ADR-0430: Saliency RGB ingest and SSIMULACRA2 public docs¶
- Status: Accepted
- Date: 2026-05-14
- Deciders: Lusoris, Codex
- Tags: vmaf-tune, saliency, docs, metrics, fork-local
Context¶
The public-doc gap scan found two user-facing stale surfaces: the SSIMULACRA2 metric page still called itself a stub even though scalar, SIMD, and GPU implementations are in tree, and the vmaf-tune saliency section still documented luma-replicated RGB as a deferred limitation.
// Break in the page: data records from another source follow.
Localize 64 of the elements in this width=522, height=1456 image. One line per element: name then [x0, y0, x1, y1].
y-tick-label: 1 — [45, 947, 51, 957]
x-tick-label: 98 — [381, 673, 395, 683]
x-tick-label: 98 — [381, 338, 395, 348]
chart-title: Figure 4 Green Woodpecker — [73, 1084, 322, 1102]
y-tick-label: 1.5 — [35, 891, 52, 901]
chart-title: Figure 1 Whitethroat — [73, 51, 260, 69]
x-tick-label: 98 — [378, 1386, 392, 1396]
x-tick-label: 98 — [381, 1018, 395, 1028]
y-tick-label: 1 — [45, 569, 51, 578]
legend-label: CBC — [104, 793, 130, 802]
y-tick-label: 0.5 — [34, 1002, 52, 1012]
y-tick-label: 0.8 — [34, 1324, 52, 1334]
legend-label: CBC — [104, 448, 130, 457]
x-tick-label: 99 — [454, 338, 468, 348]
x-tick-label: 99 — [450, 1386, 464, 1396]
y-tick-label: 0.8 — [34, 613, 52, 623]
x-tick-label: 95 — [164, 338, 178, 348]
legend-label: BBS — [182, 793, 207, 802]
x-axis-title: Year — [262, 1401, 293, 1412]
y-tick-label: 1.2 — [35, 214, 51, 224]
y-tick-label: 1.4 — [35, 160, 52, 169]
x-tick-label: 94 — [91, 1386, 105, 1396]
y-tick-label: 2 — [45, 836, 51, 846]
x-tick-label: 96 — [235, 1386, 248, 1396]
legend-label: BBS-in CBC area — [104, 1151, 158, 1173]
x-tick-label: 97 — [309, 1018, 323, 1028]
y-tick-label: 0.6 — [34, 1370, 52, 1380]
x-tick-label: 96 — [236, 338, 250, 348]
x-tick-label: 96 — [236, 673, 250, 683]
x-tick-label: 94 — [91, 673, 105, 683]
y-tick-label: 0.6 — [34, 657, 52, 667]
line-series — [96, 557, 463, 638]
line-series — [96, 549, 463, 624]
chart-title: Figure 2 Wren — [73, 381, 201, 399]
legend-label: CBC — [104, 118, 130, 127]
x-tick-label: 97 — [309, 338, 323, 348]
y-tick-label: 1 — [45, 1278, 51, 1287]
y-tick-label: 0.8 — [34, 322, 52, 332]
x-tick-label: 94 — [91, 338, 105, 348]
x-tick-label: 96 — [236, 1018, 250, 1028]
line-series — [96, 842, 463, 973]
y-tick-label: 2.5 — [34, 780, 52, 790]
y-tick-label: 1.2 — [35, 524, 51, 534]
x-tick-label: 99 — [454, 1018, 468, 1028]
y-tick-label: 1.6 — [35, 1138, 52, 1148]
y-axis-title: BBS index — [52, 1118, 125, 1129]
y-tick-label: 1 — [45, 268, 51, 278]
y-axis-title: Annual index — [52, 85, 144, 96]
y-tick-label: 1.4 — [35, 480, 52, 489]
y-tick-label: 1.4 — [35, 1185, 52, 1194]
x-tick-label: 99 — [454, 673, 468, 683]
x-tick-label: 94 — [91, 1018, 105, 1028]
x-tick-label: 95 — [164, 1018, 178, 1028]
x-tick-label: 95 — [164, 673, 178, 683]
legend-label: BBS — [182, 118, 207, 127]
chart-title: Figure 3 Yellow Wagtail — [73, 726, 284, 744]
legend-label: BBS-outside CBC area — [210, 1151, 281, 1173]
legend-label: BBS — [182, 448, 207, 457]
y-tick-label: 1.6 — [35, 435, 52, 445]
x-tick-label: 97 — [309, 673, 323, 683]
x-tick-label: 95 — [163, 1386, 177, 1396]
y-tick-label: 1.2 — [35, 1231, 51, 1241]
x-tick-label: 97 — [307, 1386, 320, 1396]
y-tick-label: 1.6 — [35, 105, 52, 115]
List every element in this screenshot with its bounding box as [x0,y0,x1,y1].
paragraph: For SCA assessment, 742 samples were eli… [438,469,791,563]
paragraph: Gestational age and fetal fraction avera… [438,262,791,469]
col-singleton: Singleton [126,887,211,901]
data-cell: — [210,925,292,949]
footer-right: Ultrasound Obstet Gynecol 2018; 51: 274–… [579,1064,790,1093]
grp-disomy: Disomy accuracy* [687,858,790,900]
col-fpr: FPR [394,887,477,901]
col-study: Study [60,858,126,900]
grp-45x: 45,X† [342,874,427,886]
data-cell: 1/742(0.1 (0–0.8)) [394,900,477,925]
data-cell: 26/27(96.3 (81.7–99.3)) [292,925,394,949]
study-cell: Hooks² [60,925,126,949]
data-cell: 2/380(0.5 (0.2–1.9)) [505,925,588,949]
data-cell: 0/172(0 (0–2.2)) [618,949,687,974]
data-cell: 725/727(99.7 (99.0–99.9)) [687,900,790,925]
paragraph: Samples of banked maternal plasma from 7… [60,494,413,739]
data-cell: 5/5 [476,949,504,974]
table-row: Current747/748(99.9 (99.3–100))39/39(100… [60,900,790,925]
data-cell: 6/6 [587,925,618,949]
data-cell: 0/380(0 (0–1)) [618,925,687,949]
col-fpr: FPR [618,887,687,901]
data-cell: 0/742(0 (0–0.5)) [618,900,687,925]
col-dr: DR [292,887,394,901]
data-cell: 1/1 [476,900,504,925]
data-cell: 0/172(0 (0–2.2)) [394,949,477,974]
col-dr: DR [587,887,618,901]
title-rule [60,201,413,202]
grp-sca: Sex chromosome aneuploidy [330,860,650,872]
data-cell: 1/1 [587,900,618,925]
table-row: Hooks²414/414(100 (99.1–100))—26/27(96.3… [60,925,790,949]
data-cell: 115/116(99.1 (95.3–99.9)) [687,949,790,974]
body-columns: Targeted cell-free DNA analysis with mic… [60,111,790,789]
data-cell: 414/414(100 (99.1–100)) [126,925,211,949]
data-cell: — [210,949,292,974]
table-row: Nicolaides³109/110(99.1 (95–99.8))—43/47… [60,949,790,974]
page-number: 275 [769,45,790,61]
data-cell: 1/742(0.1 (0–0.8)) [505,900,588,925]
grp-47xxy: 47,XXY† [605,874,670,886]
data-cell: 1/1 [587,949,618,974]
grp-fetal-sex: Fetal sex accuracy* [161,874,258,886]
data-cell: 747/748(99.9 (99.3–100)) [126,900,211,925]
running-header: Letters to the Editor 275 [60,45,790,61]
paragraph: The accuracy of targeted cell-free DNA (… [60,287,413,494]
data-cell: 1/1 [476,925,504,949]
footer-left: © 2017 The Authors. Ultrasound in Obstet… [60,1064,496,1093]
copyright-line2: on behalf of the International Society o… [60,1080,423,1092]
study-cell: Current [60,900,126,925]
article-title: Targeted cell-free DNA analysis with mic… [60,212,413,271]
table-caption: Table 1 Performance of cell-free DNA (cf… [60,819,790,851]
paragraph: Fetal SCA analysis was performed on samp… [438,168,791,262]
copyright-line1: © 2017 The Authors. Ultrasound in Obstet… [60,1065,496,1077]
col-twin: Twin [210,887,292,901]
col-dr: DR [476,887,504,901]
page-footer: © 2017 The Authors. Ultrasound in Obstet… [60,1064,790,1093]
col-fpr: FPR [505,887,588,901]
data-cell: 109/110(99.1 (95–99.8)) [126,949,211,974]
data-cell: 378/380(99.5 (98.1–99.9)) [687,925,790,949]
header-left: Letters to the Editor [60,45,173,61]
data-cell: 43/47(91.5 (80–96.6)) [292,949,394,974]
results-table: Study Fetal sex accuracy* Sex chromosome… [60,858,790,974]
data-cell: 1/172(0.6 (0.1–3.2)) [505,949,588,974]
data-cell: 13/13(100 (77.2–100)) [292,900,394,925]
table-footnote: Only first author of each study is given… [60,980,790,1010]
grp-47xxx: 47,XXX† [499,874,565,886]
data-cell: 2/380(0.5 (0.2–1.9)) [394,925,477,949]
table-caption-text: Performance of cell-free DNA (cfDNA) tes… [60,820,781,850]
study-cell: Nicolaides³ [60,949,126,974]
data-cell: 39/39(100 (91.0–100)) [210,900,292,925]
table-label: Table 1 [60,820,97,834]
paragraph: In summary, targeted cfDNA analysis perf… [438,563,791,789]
The saliency student was trained for ImageNet-normalised RGB. Feeding luma replicated into all channels is a defensible smoke path, but it discards available chroma from the yuv420p source. The existing saliency pipeline already accepts yuv420p input and has a NumPy preprocessing step, so the implementation cost of nearest-neighbour chroma upsample plus BT.709 limited-range conversion is small.
Decision¶
vmaf-tune saliency inference will read full yuv420p frames, upsample U/V to luma resolution, convert BT.709 limited-range YUV to RGB, and then apply the existing ImageNet normalisation before calling saliency_student_v1. The SSIMULACRA2 public metric page will become an operator reference rather than a stub index page.
Alternatives considered¶
| Option | Pros | Cons | Why not chosen |
|---|---|---|---|
| Keep luma-replicated RGB | Fastest and already tested | Leaves a documented deferred limitation in a user-facing saliency path; ignores colour cues the model can consume | Rejected |
| Convert yuv420p to RGB in the saliency preprocessor | Closes the deferred limitation; preserves the existing model contract; easy to test without ffmpeg | Slightly more CPU per sampled frame; chroma upsample remains nearest-neighbour | Chosen |
| Shell out to ffmpeg for RGB frames | Delegates colour conversion to a mature implementation | Adds a subprocess dependency to the hot saliency path and complicates tests | Rejected |
Leave docs/metrics/ssimulacra2.md as a stub index | No code/docs churn | Contradicts the shipped implementation status and the doc sweep heuristic | Rejected |
Consequences¶
- Positive: Saliency ROI can use colour information from source clips, and users now get a direct SSIMULACRA2 reference page with invocation, output, input formats, backends, and limitations.
- Negative: Saliency preprocessing does a small amount of extra NumPy work per sampled frame.
- Neutral / follow-ups: The saliency path still documents aggregate per-clip masks and nearest-neighbour chroma upsampling. Per-frame ROI remains separate future work.